With that, I think you have improved on the status quo. Thanks.
In PostgreSQL 15 and later, the default configuration supports
this usage pattern. In prior versions, or when using a database
that has been upgraded from a prior version, you will need to
remove the public CREATE privilege from the public schema (issue
REVOKE CREATE ON SCHEMA public FROM PUBLIC). Then consider
auditing the public schema for objects named like objects in
schema pg_catalog.
BTW, is "create a schema with the same name" sufficient detail?
You have to either make it owned by that user, or explicitly
grant CREATE permission on it. I'm not sure if that detail
belongs here, but it feels like maybe it does.
Maybe. Failing to GRANT that will yield a clear error when the user starts
work, so it's not critical to explain here.
On 2022-Dec-01, Noah Misch wrote:
This is free from the problem found in ddl-create-public-reorg-really.patch.
However, the word "other" doesn't belong there. (The per-user schemas should
not have public CREATE privilege.) I would also move that same sentence up
front, like this:Constrain ordinary users to user-private schemas. To implement this
pattern, first ensure that no schemas have public CREATE privileges.
Then, for every user needing to create non-temporary objects, create a
schema with the same name as that user. (Recall that the default search
path starts with $user, which resolves to the user name. Therefore, if
each user has a separate schema, they access their own schemas by
default.) This pattern is a secure schema usage pattern unless an
untrusted user is the database owner or holds the CREATEROLE privilege, in
which case no secure schema usage pattern exists.
+1 LGTM
--
Álvaro Herrera PostgreSQL Developer — https://www.EnterpriseDB.com/
Alvaro Herrera <alvherre@alvh.no-ip.org> writes:
On 2022-Dec-01, Noah Misch wrote:
This is free from the problem found in ddl-create-public-reorg-really.patch.

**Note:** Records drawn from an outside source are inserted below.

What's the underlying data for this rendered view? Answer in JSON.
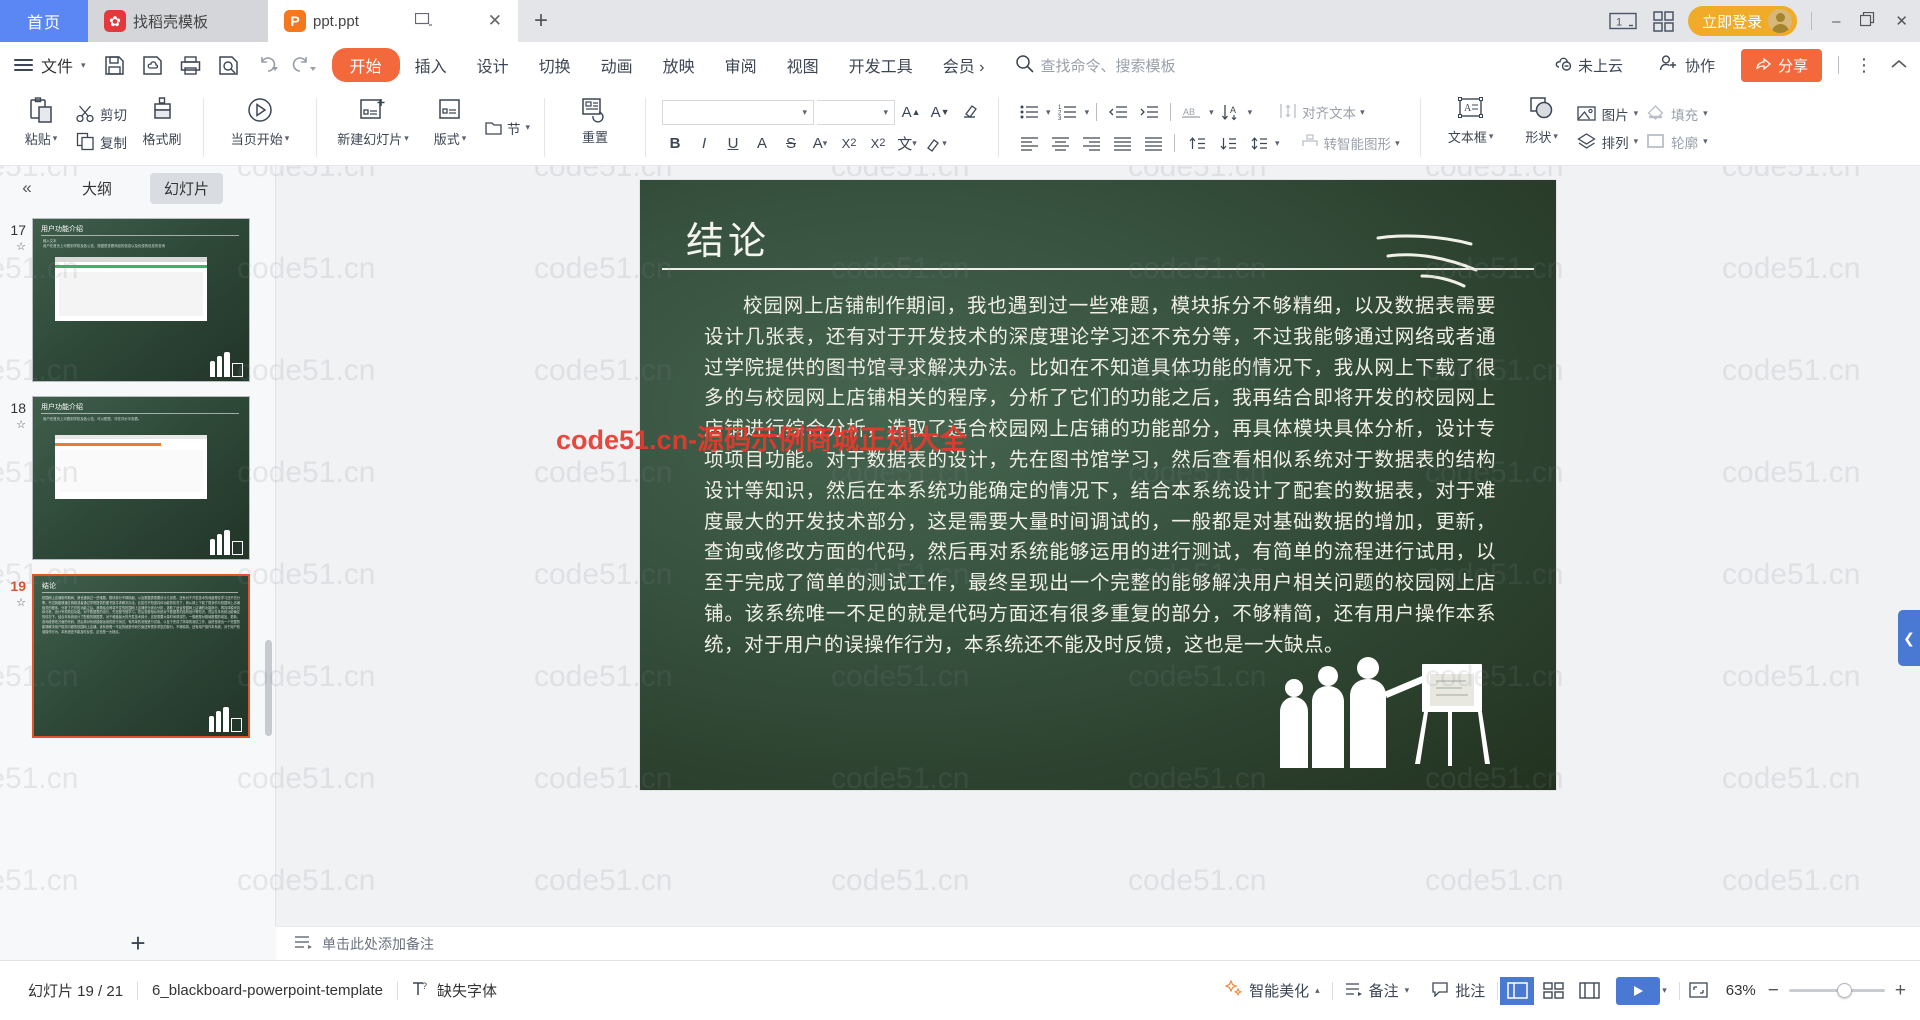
{
  "titlebar": {
    "home_label": "首页",
    "tabs": [
      {
        "label": "找稻壳模板",
        "icon": "daoke-icon",
        "active": false
      },
      {
        "label": "ppt.ppt",
        "icon": "ppt-file-icon",
        "active": true
      }
    ],
    "new_tab_icon": "plus-icon",
    "page_count_icon": "page-count-icon",
    "page_count_label": "1",
    "grid_icon": "grid-icon",
    "login_label": "立即登录",
    "window": {
      "minimize": "–",
      "restore": "❐",
      "close": "✕"
    }
  },
  "menubar": {
    "file_label": "文件",
    "quick_icons": [
      "save-icon",
      "save-as-cloud-icon",
      "print-icon",
      "print-preview-icon",
      "undo-icon",
      "redo-icon"
    ],
    "tabs": [
      {
        "label": "开始",
        "active": true
      },
      {
        "label": "插入",
        "active": false
      },
      {
        "label": "设计",
        "active": false
      },
      {
        "label": "切换",
        "active": false
      },
      {
        "label": "动画",
        "active": false
      },
      {
        "label": "放映",
        "active": false
      },
      {
        "label": "审阅",
        "active": false
      },
      {
        "label": "视图",
        "active": false
      },
      {
        "label": "开发工具",
        "active": false
      },
      {
        "label": "会员 ›",
        "active": false
      }
    ],
    "search_placeholder": "查找命令、搜索模板",
    "cloud_status": "未上云",
    "collab_label": "协作",
    "share_label": "分享",
    "more_icon": "more-vertical-icon",
    "collapse_icon": "chevron-up-icon"
  },
  "ribbon": {
    "paste_label": "粘贴",
    "copy_label": "复制",
    "cut_label": "剪切",
    "format_painter_label": "格式刷",
    "start_from_current_label": "当页开始",
    "new_slide_label": "新建幻灯片",
    "layout_label": "版式",
    "section_label": "节",
    "reset_label": "重置",
    "font_name": "",
    "font_size": "",
    "font_name_placeholder": "",
    "font_size_placeholder": "",
    "align_text_label": "对齐文本",
    "smart_art_label": "转智能图形",
    "textbox_label": "文本框",
    "shape_label": "形状",
    "picture_label": "图片",
    "fill_label": "填充",
    "arrange_label": "排列",
    "outline_label": "轮廓",
    "font_tools": [
      "bold-icon",
      "italic-icon",
      "underline-icon",
      "text-shadow-icon",
      "strikethrough-icon",
      "character-spacing-icon",
      "superscript-icon",
      "subscript-icon",
      "highlight-icon",
      "font-color-icon"
    ],
    "size_tools": [
      "increase-font-size-icon",
      "decrease-font-size-icon",
      "clear-format-icon"
    ],
    "list_tools": [
      "bullet-list-icon",
      "numbered-list-icon",
      "decrease-indent-icon",
      "increase-indent-icon"
    ],
    "align_tools": [
      "align-left-icon",
      "align-center-icon",
      "align-right-icon",
      "justify-icon",
      "distribute-icon"
    ],
    "spacing_tools": [
      "line-spacing-up-icon",
      "line-spacing-down-icon",
      "line-spacing-icon"
    ]
  },
  "slide_pane": {
    "collapse_icon": "double-chevron-left-icon",
    "tabs": [
      {
        "label": "大纲",
        "active": false
      },
      {
        "label": "幻灯片",
        "active": true
      }
    ],
    "thumbnails": [
      {
        "number": "17",
        "title": "用户功能介绍",
        "selected": false,
        "kind": "card"
      },
      {
        "number": "18",
        "title": "用户功能介绍",
        "selected": false,
        "kind": "card"
      },
      {
        "number": "19",
        "title": "结论",
        "selected": true,
        "kind": "text"
      }
    ],
    "thumb_subtitle": "输入文本\n用户在首页上可看到学校及各公告，按图是查看商品的信息以及优惠的信息的查询"
  },
  "slide": {
    "title": "结论",
    "body": "校园网上店铺制作期间，我也遇到过一些难题，模块拆分不够精细，以及数据表需要设计几张表，还有对于开发技术的深度理论学习还不充分等，不过我能够通过网络或者通过学院提供的图书馆寻求解决办法。比如在不知道具体功能的情况下，我从网上下载了很多的与校园网上店铺相关的程序，分析了它们的功能之后，我再结合即将开发的校园网上店铺进行综合分析，选取了适合校园网上店铺的功能部分，再具体模块具体分析，设计专项项目功能。对于数据表的设计，先在图书馆学习，然后查看相似系统对于数据表的结构设计等知识，然后在本系统功能确定的情况下，结合本系统设计了配套的数据表，对于难度最大的开发技术部分，这是需要大量时间调试的，一般都是对基础数据的增加，更新，查询或修改方面的代码，然后再对系统能够运用的进行测试，有简单的流程进行试用，以至于完成了简单的测试工作，最终呈现出一个完整的能够解决用户相关问题的校园网上店铺。该系统唯一不足的就是代码方面还有很多重复的部分，不够精简，还有用户操作本系统，对于用户的误操作行为，本系统还不能及时反馈，这也是一大缺点。"
  },
  "notes": {
    "icon": "notes-icon",
    "placeholder": "单击此处添加备注",
    "add_slide_icon": "plus-icon"
  },
  "statusbar": {
    "slide_count": "幻灯片 19 / 21",
    "template_name": "6_blackboard-powerpoint-template",
    "missing_font_label": "缺失字体",
    "missing_font_icon": "missing-font-icon",
    "beautify_label": "智能美化",
    "notes_label": "备注",
    "comment_label": "批注",
    "view_icons": [
      "normal-view-icon",
      "slide-sorter-icon",
      "reading-view-icon"
    ],
    "play_icon": "play-icon",
    "fit_icon": "fit-to-window-icon",
    "zoom_level": "63%",
    "zoom_out": "−",
    "zoom_in": "+"
  },
  "watermark": {
    "text": "code51.cn",
    "red_text": "code51.cn-源码示例商城正规大全"
  },
  "theme": {
    "accent_orange": "#f4693c",
    "accent_blue": "#4a79d4",
    "home_blue": "#5b87f5",
    "login_yellow": "#f0ab28",
    "selected_red": "#e2552a",
    "board_green": "#37523f"
  }
}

However, the word "other" doesn't belong there. (The per-user schemas should
not have public CREATE privilege.) I would also move that same sentence up
front, like this:Constrain ordinary users to user-private schemas. To implement this
pattern, first ensure that no schemas have public CREATE privileges.
Then, for every user needing to create non-temporary objects, create a
schema with the same name as that user. (Recall that the default search
path starts with $user, which resolves to the user name. Therefore, if
each user has a separate schema, they access their own schemas by
default.) This pattern is a secure schema usage pattern unless an
untrusted user is the database owner or holds the CREATEROLE privilege, in
which case no secure schema usage pattern exists.
+1 LGTM
Sounds good. I'll make it so in a bit.